Stoppard, Tom
£1,188
Rare Books, Maps & Manuscripts
Auction: Rare Books, Maps & Manuscripts
Description
The real thing. Typescript dated February 1982. Prepared by Fraser & Dunlop Scripts Ltd, 91 Regent Street, London. 4to., pale blue paper, with 2 punch holes for binding, bound in quarter green morocco, marbled boards, by Sangorski & Sutcliffe, inscribed "To Bruce Ritchie defender of Eng sodding Lit (vivat!) Tom vi. 8" (3)
Footnote
Note: "Staged in the West End and then on Broadway, The Real thing became one of Stoppard's most popular and longest-running plays, opening on 16 Novemebr 1982 at the Strand with Felicity Kendal ... and Roger Rees ... in the lead roles.... The Real thing is by Stoppard's own admission a self-referencing work, a term Stoppard used to draw on his own experience in the theatre and, presumably, in love.
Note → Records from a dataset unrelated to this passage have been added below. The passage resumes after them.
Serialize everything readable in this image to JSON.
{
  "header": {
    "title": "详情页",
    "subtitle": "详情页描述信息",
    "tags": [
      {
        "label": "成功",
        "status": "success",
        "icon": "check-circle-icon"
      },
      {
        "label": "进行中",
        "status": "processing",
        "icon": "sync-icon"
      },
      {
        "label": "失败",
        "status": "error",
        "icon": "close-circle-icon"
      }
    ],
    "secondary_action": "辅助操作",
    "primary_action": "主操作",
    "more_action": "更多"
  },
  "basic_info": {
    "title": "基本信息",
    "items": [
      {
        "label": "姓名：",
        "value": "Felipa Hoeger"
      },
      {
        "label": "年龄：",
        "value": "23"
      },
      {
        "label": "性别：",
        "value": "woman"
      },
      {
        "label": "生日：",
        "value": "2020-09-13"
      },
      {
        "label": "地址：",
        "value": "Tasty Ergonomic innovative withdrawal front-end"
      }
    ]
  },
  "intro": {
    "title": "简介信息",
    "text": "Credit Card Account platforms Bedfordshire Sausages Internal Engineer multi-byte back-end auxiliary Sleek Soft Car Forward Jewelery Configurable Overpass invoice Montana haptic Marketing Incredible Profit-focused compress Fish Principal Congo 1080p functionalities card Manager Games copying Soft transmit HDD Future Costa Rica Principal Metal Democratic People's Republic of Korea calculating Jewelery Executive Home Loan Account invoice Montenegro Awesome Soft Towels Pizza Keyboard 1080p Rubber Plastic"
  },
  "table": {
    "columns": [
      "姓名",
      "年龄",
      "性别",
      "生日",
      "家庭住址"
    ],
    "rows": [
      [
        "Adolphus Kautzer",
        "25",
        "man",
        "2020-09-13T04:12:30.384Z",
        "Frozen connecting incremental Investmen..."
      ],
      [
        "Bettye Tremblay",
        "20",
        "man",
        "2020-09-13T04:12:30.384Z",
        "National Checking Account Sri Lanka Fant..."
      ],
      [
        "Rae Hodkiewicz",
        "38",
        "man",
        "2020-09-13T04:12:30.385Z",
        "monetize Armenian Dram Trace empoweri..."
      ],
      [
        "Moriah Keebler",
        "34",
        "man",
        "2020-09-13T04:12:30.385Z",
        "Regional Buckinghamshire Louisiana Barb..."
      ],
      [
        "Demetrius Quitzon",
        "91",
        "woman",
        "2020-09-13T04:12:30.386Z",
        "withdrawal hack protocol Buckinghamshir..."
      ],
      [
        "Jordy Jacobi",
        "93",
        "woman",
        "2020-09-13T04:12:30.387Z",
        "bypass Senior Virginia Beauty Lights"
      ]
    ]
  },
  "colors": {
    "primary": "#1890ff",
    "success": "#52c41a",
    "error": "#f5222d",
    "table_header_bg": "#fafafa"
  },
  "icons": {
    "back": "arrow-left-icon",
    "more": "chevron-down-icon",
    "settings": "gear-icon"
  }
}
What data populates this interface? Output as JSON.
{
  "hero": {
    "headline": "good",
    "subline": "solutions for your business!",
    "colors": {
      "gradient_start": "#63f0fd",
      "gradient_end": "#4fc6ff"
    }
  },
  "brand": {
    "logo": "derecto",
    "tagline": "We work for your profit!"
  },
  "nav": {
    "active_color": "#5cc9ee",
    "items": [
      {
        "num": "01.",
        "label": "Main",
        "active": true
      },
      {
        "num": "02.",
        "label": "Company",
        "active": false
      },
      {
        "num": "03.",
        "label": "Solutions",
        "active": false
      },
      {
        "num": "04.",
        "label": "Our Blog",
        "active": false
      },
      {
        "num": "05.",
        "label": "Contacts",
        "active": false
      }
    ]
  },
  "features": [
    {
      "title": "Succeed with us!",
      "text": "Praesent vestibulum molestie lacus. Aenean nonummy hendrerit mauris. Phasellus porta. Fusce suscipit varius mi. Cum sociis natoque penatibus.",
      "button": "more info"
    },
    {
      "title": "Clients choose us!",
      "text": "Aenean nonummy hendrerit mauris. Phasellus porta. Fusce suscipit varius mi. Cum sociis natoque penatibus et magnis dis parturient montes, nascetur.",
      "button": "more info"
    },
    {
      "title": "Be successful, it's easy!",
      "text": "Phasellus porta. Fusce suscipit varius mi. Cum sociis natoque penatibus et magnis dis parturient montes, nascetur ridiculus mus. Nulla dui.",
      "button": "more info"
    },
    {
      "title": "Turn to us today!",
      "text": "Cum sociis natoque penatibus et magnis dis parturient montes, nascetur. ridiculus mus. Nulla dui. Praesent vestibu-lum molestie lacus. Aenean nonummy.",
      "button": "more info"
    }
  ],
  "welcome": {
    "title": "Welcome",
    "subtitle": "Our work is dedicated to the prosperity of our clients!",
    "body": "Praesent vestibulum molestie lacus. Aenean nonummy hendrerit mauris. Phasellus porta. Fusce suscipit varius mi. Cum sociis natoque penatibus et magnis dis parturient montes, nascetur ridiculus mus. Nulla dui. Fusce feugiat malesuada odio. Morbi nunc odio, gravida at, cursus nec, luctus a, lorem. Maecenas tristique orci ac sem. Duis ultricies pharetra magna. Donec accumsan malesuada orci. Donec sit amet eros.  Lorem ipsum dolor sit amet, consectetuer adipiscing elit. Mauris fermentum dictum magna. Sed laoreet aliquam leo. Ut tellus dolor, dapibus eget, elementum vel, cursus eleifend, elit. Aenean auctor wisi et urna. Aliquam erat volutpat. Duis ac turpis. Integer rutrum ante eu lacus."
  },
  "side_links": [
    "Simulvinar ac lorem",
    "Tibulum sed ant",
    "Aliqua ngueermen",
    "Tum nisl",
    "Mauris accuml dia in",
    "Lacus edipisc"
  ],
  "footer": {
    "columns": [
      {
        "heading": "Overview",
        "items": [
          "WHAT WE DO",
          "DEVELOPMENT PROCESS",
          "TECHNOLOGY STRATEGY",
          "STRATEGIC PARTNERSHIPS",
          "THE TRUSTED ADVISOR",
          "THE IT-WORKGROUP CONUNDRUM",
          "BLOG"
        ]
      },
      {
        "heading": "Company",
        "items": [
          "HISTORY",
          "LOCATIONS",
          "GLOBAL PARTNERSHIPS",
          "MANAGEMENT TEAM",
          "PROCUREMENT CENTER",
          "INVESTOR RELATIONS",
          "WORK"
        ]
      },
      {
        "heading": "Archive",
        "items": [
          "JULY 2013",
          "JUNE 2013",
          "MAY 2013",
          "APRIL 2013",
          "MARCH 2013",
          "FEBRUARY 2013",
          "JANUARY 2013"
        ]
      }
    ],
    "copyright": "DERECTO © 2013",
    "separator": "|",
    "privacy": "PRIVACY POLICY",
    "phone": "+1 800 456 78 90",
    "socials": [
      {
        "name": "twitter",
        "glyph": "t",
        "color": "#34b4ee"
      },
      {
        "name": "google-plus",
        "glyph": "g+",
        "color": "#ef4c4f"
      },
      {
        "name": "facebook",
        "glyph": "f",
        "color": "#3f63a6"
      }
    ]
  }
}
The play also takes on a strange prescient quality, given his later relationship with Kendal. He completed the work in march 1982, changing the original protagonist from a novelist to a playwright ..." (Ira Nadel Double act: a life of Tom Stoppard, London, 2002, pp. 321 and 323). The typescript is accompanied by a programme for the Strand Theatre 1983 production signed by Felicity Kendall, Roger Rees, and other members of the cast. Also included is a bound photocopy of the original MS of Stoppard's libreto for Prokofiev's The Love for three oranges now at the Bancroft Library, University of California and of the typescript of The Frog prince. This has been bound in quarter red morocco by Allison & Downie to match the typescript of The Real thing. Bound in at the front is the broadside containing an extract from the first British edition of The Real thing, the speech by Henry, holding his cricket bat, signed in red ink by Stoppard. 500 copies of the broadsheet were produced of which this is no 372 (Baker & Wachs A18a note five.)